I started an interview saying he should fire me.
This was in a meeting with a VP of “Special Projects”. I was his last appointment of the day.
In 10 minutes he knew exactly how I ran my department. I handed over the process flow diagrams, document templates, our group org chart and the sales funnels.
I showed that it would benefit the company twofold that I was no longer the director of my team.
- save money and hire a second manager for ½ the salary
- continue the intake of new business having two managers with resource failover, reporting directly to our VP.
First, he asked where I got my MBA. Then he asked if I would help him restructure the company, even after I told him I had no MBA.
I studied languages and sociology. A whole lot falls under those categories.
When you are born super curious, you might get spanked a lot. As a kid, I got into a LOT of trouble. It’s a miracle I have any subsequent siblings.
I blame my parents though. No subject was off limits growing up. We still talk about anything.
Our Sunday big family lunch discussions are pretty insane and you won’t ever leave without learning something useful.
So here is how I got my MBA smarts for free:
I want to know everything about everything. Almost.
The cut-off for my hyper-intellectualization obsession follows the T.H.I.N.K criteria.
T- Is it Truthful
H- Is it Helpful or Humourous
I – Is it Inspiring
N- Is it Necessary
K- Is it Kind
Add to that the perfect storm: I was given and I hunted opportunities to grow in corporate environments and startups.

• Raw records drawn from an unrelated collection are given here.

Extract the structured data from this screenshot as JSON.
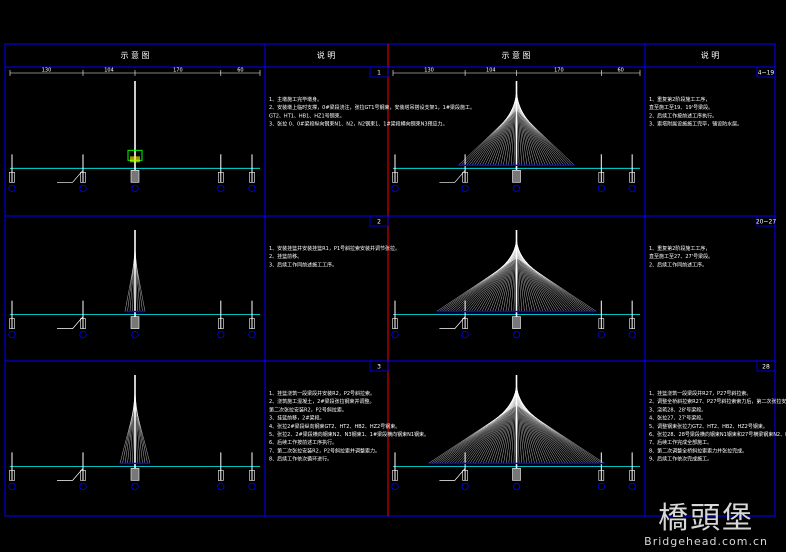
{
  "headers": {
    "diagram": "示 意 图",
    "notes": "说 明"
  },
  "span_dims": [
    "130",
    "104",
    "170",
    "60"
  ],
  "panels": [
    {
      "id": "1",
      "stage": 1
    },
    {
      "id": "2",
      "stage": 2
    },
    {
      "id": "3",
      "stage": 3
    },
    {
      "id": "4~19",
      "stage": 4
    },
    {
      "id": "20~27",
      "stage": 5
    },
    {
      "id": "28",
      "stage": 6
    }
  ],
  "notes": {
    "1": [
      "1、主墩施工完毕墩身。",
      "2、安装墩上临时支撑，0#梁段浇注，张拉GT1号钢束，安装塔吊搭设支架1，1#梁段施工。",
      "GT2、HT1、HB1、HZ1号钢束。",
      "3、张拉 0、0#梁段纵向钢束N1、N2，N2钢束1、1#梁段横向钢束N3预应力。"
    ],
    "2": [
      "1、安装挂篮并安装挂篮R1，P1号斜拉索安装并调节张拉。",
      "2、挂篮前移。",
      "3、后续工作同前述施工工序。"
    ],
    "3": [
      "1、挂篮浇筑一段梁段并安装R2，P2号斜拉索。",
      "2、浇筑施工混凝土，2#梁段张拉钢束并调整。",
      "第二次张拉安装R2，P2号斜拉索。",
      "3、挂篮前移，2#梁段。",
      "4、张拉2#梁段纵向钢束GT2、HT2、HB2、HZ2号钢束。",
      "5、张拉2、2#梁段横向钢束N2、N3钢束1、1#梁段横向钢束N1钢束。",
      "6、后续工作按前述工序执行。",
      "7、第二次张拉安装R2，P2号斜拉索并调整索力。",
      "8、后续工作依次循环进行。"
    ],
    "4~19": [
      "1、重复第2阶段施工工序，",
      "直至施工至19、19'号梁段。",
      "2、后续工作按前述工序执行。",
      "3、索塔附属设施施工完毕，铺设防水层。"
    ],
    "20~27": [
      "1、重复第2阶段施工工序，",
      "直至施工至27、27'号梁段。",
      "2、后续工作同前述工序。"
    ],
    "28": [
      "1、挂篮浇筑一段梁段并R27，P27号斜拉索。",
      "2、调整全桥斜拉索R27、P27号斜拉索索力后，第二次张拉安装R27、P27号斜拉索。",
      "3、浇筑28、28'号梁段。",
      "4、张拉27、27'号梁段。",
      "5、调整钢束张拉力GT2、HT2、HB2、HZ2号钢束。",
      "6、张拉28、28号梁段横向钢束N1钢束和27号横梁钢束N2、N3钢束以及27号梁段横向钢束N1钢束。",
      "7、后续工作完成全部施工。",
      "8、第二次调整全桥斜拉索索力并张拉完成。",
      "9、后续工作依次完成施工。"
    ]
  },
  "pier_marks": [
    "⑬",
    "⑭",
    "⑮",
    "⑯"
  ],
  "watermark": {
    "title": "橋頭堡",
    "url": "Bridgehead.com.cn"
  },
  "colors": {
    "frame": "#0000ff",
    "tower": "#ffffff",
    "deck": "#00ffff",
    "cable": "#ffffff",
    "struct": "#ffffff",
    "accent": "#ff0000",
    "green": "#00ff00",
    "yellow": "#ffff00"
  }
}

My hyper-intellectualization genes went to work. I absorbed lessons on how to run and how to ruin a business very fast. It was probably the steepest learning curve in my life so far.
The time in my life was right (young and no kids and the dot.com boom and bust) and I was motivated.
The faster I learned, the faster I could change jobs and the faster I learned….repeat cycle 10 times. Bonus: I demanded better pay each job jump. The more useful my skills were, the more I got paid.
So how to here are my 5 tips for learning something you (formally) know nothing about.
- Define what your criteria is for what makes the cut to learn
- Determine who the contemporary and historical “experts” for that specialty are.
- Dedicate specific time every day to play to read and watch and listen to your “experts” daily.
- Develop fresh ideas in that specialty every day and give them away. Share them via blog, email and any media format you have.
- Decide if the specialty really lights your fire. If not, STOP. Do it all again.
May you fail fast, learn faster and follow what lights your fire.